Understanding Self-Supervised Pretraining with Part-Aware Representation Learning
Jie Zhu, Jiyang Qi, Mingyu Ding, Xiaokang Chen, Ping Luo, Xinggang, Wang, Wenyu Liu, Leye Wang, Jingdong Wang

TL;DR
This paper investigates how self-supervised pretraining methods learn part-aware representations, revealing their strengths in part-level recognition and the complementary nature of contrastive learning and masked image modeling.
Contribution
It provides a theoretical explanation of part-to-whole and part-to-part learning in self-supervised methods and empirically compares their effectiveness on recognition tasks.
Findings
Self-supervised models excel at part-level recognition.
Contrastive learning and masked image modeling are complementary.

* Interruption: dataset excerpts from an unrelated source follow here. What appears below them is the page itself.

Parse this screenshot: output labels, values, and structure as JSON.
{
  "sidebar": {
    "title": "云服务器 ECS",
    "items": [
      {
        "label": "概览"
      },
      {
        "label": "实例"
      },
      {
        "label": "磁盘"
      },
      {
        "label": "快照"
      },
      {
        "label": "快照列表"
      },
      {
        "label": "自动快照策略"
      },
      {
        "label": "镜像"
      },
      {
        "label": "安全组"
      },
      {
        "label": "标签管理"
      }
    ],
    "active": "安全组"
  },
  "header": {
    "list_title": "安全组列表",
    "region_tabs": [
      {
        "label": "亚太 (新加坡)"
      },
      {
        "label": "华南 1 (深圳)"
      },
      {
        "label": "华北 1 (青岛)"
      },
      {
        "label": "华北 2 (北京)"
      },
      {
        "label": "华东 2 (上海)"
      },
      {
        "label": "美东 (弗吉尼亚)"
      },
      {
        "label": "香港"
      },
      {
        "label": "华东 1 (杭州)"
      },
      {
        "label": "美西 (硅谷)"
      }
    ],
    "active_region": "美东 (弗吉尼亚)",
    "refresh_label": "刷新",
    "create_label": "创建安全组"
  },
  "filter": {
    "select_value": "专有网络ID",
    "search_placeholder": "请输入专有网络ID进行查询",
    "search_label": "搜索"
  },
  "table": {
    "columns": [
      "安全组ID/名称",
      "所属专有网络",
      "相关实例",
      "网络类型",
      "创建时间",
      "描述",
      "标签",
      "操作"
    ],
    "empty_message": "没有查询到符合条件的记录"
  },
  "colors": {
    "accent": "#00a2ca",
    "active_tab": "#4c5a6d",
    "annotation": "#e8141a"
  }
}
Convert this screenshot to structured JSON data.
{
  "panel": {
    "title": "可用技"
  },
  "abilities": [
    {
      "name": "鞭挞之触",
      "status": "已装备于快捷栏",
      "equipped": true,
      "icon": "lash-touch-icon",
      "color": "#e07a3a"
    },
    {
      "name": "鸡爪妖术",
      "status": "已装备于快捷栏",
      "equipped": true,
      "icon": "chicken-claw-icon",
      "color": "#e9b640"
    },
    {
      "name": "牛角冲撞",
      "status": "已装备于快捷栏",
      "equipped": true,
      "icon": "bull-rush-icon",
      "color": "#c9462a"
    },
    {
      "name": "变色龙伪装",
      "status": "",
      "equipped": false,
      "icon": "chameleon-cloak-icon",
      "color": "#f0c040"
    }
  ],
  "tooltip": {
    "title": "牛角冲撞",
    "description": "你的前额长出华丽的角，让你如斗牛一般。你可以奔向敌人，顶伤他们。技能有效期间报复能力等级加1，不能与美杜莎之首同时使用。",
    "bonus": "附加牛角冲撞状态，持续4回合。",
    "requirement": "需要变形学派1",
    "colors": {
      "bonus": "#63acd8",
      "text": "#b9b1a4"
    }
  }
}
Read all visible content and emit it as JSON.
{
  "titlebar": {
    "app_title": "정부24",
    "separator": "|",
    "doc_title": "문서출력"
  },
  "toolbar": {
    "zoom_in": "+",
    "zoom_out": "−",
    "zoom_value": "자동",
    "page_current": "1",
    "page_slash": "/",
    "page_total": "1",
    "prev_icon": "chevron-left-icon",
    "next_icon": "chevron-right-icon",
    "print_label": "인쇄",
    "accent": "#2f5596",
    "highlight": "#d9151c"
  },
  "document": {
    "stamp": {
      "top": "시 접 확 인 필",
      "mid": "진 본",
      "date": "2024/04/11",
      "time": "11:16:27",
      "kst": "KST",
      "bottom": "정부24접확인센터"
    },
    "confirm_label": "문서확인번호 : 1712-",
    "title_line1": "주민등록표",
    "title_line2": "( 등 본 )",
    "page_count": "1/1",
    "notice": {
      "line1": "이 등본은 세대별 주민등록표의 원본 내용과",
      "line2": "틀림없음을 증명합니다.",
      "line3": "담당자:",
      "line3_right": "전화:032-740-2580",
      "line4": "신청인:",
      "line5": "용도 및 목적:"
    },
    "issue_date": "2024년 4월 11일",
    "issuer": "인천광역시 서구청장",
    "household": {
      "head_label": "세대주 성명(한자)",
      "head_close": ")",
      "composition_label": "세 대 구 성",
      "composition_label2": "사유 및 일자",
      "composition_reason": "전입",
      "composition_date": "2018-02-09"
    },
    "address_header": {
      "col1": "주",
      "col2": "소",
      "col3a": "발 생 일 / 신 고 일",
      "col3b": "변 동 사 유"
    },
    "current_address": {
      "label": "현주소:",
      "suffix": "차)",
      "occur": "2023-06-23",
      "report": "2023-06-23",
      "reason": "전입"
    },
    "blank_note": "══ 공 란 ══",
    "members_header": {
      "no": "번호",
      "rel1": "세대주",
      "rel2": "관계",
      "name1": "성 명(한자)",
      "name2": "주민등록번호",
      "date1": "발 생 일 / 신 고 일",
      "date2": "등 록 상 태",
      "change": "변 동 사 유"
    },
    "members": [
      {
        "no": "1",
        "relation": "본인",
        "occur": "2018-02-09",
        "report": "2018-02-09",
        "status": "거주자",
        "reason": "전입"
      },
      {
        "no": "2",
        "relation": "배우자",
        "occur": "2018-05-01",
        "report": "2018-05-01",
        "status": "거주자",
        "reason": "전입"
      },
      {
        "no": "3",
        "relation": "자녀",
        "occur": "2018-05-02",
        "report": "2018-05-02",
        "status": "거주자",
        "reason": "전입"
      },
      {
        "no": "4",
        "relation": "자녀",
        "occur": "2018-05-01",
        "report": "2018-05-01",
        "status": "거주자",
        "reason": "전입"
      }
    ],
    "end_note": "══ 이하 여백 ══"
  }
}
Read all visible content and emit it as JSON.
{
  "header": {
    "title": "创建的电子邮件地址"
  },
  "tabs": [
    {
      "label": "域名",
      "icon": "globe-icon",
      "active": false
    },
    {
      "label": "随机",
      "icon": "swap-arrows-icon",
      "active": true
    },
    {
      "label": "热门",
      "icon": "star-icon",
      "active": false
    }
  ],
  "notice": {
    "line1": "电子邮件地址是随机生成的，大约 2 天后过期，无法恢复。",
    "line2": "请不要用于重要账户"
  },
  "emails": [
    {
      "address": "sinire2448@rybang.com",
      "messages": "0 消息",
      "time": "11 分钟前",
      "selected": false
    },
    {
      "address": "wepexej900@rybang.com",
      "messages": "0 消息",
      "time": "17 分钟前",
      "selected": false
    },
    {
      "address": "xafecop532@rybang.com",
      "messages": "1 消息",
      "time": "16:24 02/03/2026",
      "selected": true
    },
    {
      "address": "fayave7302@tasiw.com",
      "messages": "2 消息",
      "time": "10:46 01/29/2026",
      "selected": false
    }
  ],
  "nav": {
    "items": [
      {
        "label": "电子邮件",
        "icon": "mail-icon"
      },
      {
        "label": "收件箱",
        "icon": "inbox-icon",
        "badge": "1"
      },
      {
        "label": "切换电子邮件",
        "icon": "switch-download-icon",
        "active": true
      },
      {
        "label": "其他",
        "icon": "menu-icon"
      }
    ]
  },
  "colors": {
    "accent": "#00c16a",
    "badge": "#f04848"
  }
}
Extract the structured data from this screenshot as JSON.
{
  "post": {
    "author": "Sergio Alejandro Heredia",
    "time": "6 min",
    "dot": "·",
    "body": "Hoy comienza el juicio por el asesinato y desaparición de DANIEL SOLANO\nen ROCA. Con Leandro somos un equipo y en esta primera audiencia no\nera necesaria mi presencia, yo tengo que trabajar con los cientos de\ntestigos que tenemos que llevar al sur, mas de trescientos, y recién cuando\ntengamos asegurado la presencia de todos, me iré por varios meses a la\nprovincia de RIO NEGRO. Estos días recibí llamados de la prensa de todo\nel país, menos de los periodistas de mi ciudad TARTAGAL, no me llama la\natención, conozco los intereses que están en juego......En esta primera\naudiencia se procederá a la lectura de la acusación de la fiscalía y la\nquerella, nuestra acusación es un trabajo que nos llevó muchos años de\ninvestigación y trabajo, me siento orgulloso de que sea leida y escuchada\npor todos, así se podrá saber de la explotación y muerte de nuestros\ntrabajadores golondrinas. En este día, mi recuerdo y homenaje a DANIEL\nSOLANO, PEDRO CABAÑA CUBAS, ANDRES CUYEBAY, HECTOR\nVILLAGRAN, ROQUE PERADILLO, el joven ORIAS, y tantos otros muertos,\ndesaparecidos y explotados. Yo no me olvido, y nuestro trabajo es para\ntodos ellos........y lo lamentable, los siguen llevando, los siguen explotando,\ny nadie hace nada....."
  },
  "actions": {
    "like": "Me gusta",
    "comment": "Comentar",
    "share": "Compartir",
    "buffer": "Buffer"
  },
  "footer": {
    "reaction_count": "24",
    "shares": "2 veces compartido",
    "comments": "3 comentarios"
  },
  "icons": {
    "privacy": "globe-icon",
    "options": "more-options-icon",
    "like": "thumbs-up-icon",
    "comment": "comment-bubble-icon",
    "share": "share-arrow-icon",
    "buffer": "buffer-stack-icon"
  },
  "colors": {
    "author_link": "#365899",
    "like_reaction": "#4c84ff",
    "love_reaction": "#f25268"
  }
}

Fully-supervised models outperform self-supervised ones at object-level recognition.
Abstract
In this paper, we are interested in understanding self-supervised pretraining through studying the capability that self-supervised representation pretraining methods learn part-aware representations. The study is mainly motivated by that random views, used in contrastive learning, and random masked (visible) patches, used in masked image modeling, are often about object parts. We explain that contrastive learning is a part-to-whole task: the projection layer hallucinates the whole object representation from the object part representation learned from the encoder, and that masked image modeling is a part-to-part task: the masked patches of the object are hallucinated from the visible patches. The explanation suggests that the self-supervised pretrained encoder is required to understand the object part. We empirically compare the off-the-shelf encoders pretrained with several…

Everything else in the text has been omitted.